Health and care staff from across Sussex were supporting this historic vaccination effort. Sussex Community NHS Foundation Trust were leading the work to recruit and train more staff - both clinical and non-clinical - so that the NHS in Sussex could deliver the immunisation programme without impacting on other vital services.


Third rotation:


Question from Councillor Councillor Jim Deen to the Leader


How much has or will the Council pay to the Worthing Theatres and Museum Trust over the current financial year?


The Leader replied that the Council had made a contract payment of £1.46m to the Trust this year. The payment was made in accordance with Cabinet Office guidance which encouraged Councils to provide financial support to suppliers in the current difficult circumstances. In making this payment, the council was aware of the significant costs associated with the running and maintaining the venues including business rate liabilities of around £600k per year.



Question from Councillor Councillor Louise Murphy to the Executive Member for Health & Wellbeing


The pandemic has put a great strain on our local NHS, not least the doctors' surgeries in Worthing. The council's nationally recognised Going Local programme works with all the doctors' surgeries in Worthing and helps many people who are frequent attendees at those surgeries. Could the Executive Member for Health and Wellbeing let us know if the programme has been able to continue during the pandemic and if so, what the successes have been?


The Executive Member for Health and Wellbeing replied that Going Local adapted to the emerging needs in the community throughout the pandemic. In March the Social Prescribers played an instrumental role in the formation of the Councils Covid Community Response Service. Their expertise in working with people holistically ensured that people were able to get the essential support they required during the uncertainty of the first lockdown.
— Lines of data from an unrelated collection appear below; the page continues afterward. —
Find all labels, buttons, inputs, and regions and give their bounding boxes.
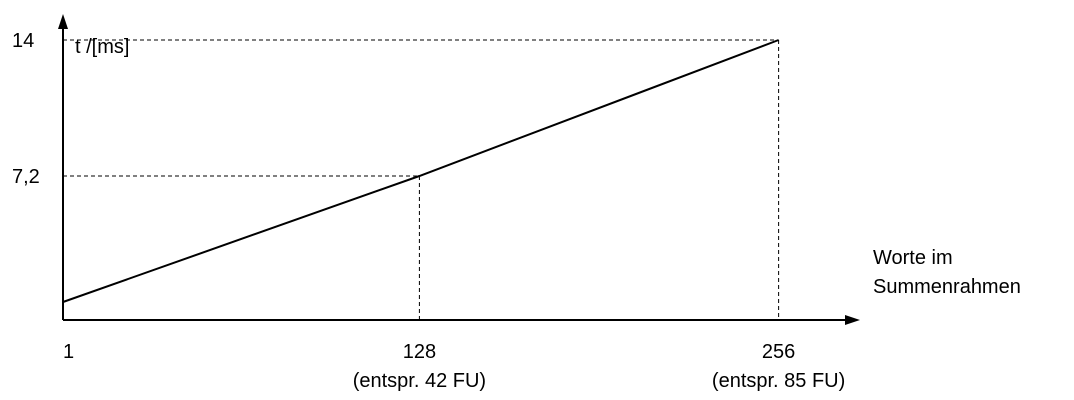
y-tick-label: 14 xyxy=(12,30,34,52)
x-tick-label: 1 xyxy=(63,341,74,363)
series-line xyxy=(62,39,779,303)
y-axis-arrow xyxy=(58,14,68,29)
series-layer xyxy=(62,39,779,303)
y-tick-label: 7,2 xyxy=(12,166,40,188)
x-axis-label-line-1: Worte im xyxy=(873,247,953,269)
x-axis-label-line-2: Summenrahmen xyxy=(873,276,1021,298)
x-axis-arrow xyxy=(845,315,860,325)
guide-lines xyxy=(63,39,780,320)
x-tick-sublabel: (entspr. 42 FU) xyxy=(353,370,486,392)
axes xyxy=(58,14,860,325)
x-tick-sublabel: (entspr. 85 FU) xyxy=(712,370,845,392)
tick-labels: 1 128 (entspr. 42 FU) 256 (entspr. 85 FU) 7,2… xyxy=(12,30,845,392)
x-tick-label: 256 xyxy=(762,341,795,363)
y-axis-label: t /[ms] xyxy=(75,36,129,58)
x-tick-label: 128 xyxy=(403,341,436,363)
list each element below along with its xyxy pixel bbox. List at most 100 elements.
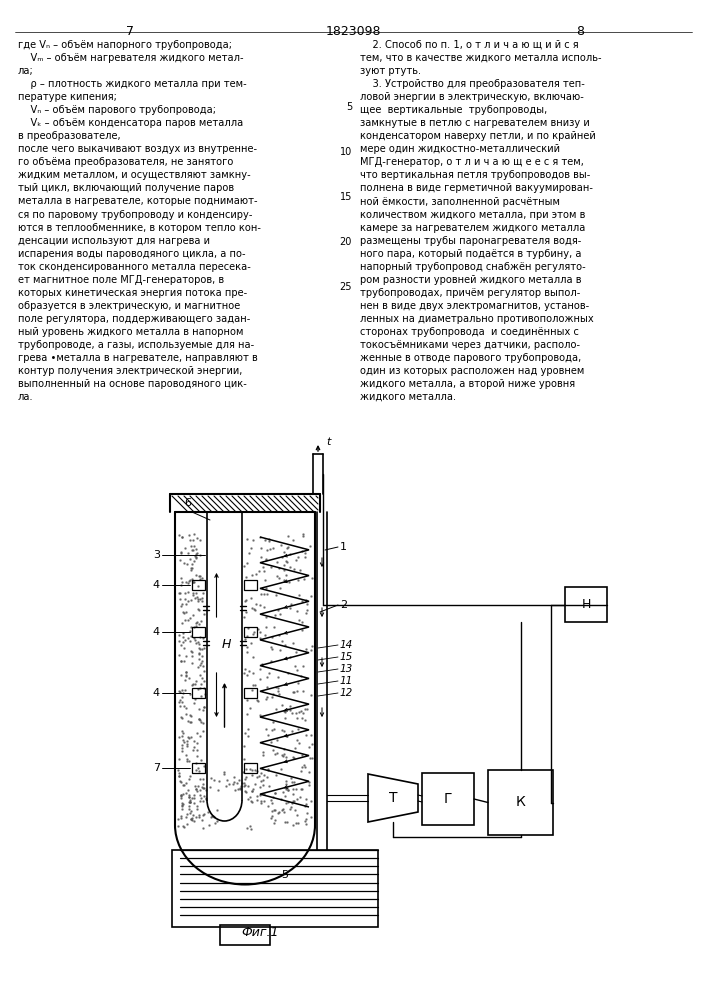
Point: [228, 776, 239, 792]
Point: [184, 686, 195, 702]
Point: [194, 532, 206, 548]
Point: [274, 642, 286, 658]
Point: [199, 758, 210, 774]
Point: [173, 729, 185, 745]
Point: [296, 703, 307, 719]
Point: [177, 689, 188, 705]
Point: [194, 629, 206, 645]
Point: [288, 532, 299, 548]
Point: [255, 624, 266, 640]
Point: [175, 787, 186, 803]
Point: [255, 661, 266, 677]
Point: [180, 775, 192, 791]
Point: [176, 574, 187, 590]
Point: [277, 784, 288, 800]
Point: [283, 528, 294, 544]
Point: [197, 630, 209, 646]
Point: [275, 791, 286, 807]
Point: [246, 540, 257, 556]
Point: [273, 627, 284, 643]
Point: [300, 545, 311, 561]
Point: [185, 560, 197, 576]
Point: [243, 663, 255, 679]
Point: [198, 771, 209, 787]
Point: [187, 571, 198, 587]
Text: 10: 10: [340, 147, 352, 157]
Point: [244, 545, 255, 561]
Point: [276, 697, 287, 713]
Point: [199, 699, 210, 715]
Point: [276, 722, 287, 738]
Point: [241, 555, 252, 571]
Point: [175, 591, 186, 607]
Point: [265, 653, 276, 669]
Point: [179, 777, 190, 793]
Point: [184, 527, 195, 543]
Point: [214, 773, 225, 789]
Point: [174, 585, 185, 601]
Point: [196, 613, 207, 629]
Point: [244, 700, 255, 716]
Point: [179, 819, 190, 835]
Point: [173, 765, 185, 781]
Point: [274, 560, 285, 576]
Point: [181, 664, 192, 680]
Point: [189, 790, 200, 806]
Point: [235, 778, 246, 794]
Point: [246, 783, 257, 799]
Point: [240, 592, 252, 608]
Point: [258, 599, 269, 615]
Point: [194, 657, 206, 673]
Point: [298, 526, 309, 542]
Point: [296, 593, 308, 609]
Point: [175, 570, 187, 586]
Point: [239, 725, 250, 741]
Point: [291, 710, 303, 726]
Point: [182, 612, 194, 628]
Point: [175, 637, 187, 653]
Point: [188, 526, 199, 542]
Point: [183, 771, 194, 787]
Point: [196, 641, 207, 657]
Point: [190, 762, 201, 778]
Point: [255, 773, 267, 789]
Point: [242, 692, 253, 708]
Point: [194, 728, 205, 744]
Point: [287, 817, 298, 833]
Point: [246, 783, 257, 799]
Point: [305, 809, 317, 825]
Point: [197, 670, 208, 686]
Point: [192, 601, 204, 617]
Point: [304, 764, 315, 780]
Point: [177, 740, 188, 756]
Point: [287, 749, 298, 765]
Point: [182, 575, 194, 591]
Point: [244, 789, 255, 805]
Point: [303, 739, 315, 755]
Point: [253, 563, 264, 579]
Point: [287, 781, 298, 797]
Point: [191, 798, 202, 814]
Text: 15: 15: [339, 192, 352, 202]
Bar: [192, 688, 205, 698]
Point: [181, 733, 192, 749]
Point: [281, 701, 293, 717]
Point: [194, 771, 205, 787]
Point: [259, 563, 270, 579]
Point: [177, 629, 189, 645]
Point: [185, 714, 196, 730]
Point: [281, 554, 293, 570]
Point: [242, 639, 253, 655]
Point: [245, 635, 257, 651]
Point: [305, 793, 317, 809]
Point: [185, 805, 196, 821]
Point: [300, 641, 312, 657]
Point: [240, 569, 252, 585]
Point: [246, 682, 257, 698]
Point: [263, 665, 274, 681]
Point: [184, 551, 195, 567]
Text: Н: Н: [581, 598, 590, 611]
Point: [286, 799, 297, 815]
Point: [304, 750, 315, 766]
Point: [296, 543, 308, 559]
At this time people were not always able to access their GP surgery - Going Local expanded its remit to include self-referrals, further increasing its preventative reach by supporting a wider demographic of the community. Going Local had remained in communication with GP’s and surgery staff by attending virtual practice meetings - this had helped continue the promotion of the service. During the pandemic Going Local had expanded its team from 4 Social Prescribers to 6. The team were also developing a volunteer programme to build further resilience in the community - while continuing to relieve pressure on the local NHS.


Councillor Louise Murphy asked a supplementary question requesting that a paper be brought to the Joint Strategic Committee so that Councillors could consider the future of this successful initiative.


The Executive Member for Health & Wellbeing replied that Officers would be able to produce a report at some point in the next few months.


**The time permitted for questions expired during the consideration of question 8 and therefore the questions from Cllrs Chowdhury and T Wills were deferred to the next meeting of Full Council.